In den sozialen Netzwerken haben viele als Zeichen der Solidarität dieses Zeichen sozusagen zurückerobert. Sie machen auf die Verfolgung unserer Glaubensschwestern und Brüder aufmerksam, indem sie ihr Profilbild entweder mit einem Nun ergänzten oder es ganz austauschten – auch ich habe das getan, trotz mancher Zweifel, ob das wirklich gut ist.
Die wichtigste Anfrage war für mich: Was bringt das schon? Den Christinnen und Christen im Irak und Syrien bringt es gar nichts, natürlich. Oder doch?
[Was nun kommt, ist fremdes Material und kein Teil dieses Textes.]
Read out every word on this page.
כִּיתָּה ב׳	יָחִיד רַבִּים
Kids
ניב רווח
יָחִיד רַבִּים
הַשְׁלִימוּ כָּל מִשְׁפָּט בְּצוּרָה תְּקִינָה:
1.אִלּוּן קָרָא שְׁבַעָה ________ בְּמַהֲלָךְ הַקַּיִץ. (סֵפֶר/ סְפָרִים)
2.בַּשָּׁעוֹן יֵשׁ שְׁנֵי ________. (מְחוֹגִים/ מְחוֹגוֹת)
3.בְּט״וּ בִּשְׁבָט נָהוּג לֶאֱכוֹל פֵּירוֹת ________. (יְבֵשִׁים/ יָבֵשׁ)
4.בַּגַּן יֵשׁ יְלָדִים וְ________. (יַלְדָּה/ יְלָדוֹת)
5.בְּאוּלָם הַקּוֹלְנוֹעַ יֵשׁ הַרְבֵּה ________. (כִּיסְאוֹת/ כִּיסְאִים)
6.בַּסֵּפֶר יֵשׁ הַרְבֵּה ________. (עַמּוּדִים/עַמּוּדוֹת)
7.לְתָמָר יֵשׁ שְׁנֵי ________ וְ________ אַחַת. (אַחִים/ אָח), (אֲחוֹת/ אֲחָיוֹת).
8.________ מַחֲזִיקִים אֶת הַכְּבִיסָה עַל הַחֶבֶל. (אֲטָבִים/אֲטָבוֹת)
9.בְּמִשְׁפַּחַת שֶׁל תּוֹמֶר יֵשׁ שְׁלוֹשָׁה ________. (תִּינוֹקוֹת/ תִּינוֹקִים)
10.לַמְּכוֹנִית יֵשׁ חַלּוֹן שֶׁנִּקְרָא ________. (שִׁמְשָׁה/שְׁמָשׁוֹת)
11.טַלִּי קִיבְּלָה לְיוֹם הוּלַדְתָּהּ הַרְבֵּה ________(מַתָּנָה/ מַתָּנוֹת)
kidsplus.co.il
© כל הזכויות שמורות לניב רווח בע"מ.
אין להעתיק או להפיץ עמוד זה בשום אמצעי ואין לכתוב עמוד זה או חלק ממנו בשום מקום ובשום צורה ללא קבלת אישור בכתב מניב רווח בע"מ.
Ja, es ist wichtig, Aufmerksamkeit zu schaffen. Schon mehrfach bin ich nun gefragt worden, was dieses Zeichen denn bedeute. Dass das Christentum die am meisten verfolgte Religion der Welt ist – das interessierte bisher fast niemanden. Ist ja weit weg. So eine kleine, störende Erinnerung bringt nichts für die aktuelle Situation in Irak und Syrien, aber sie schafft Öffentlichkeit. Auch das ist wichtig, und deshalb habe auch ich mein Profilbild geändert.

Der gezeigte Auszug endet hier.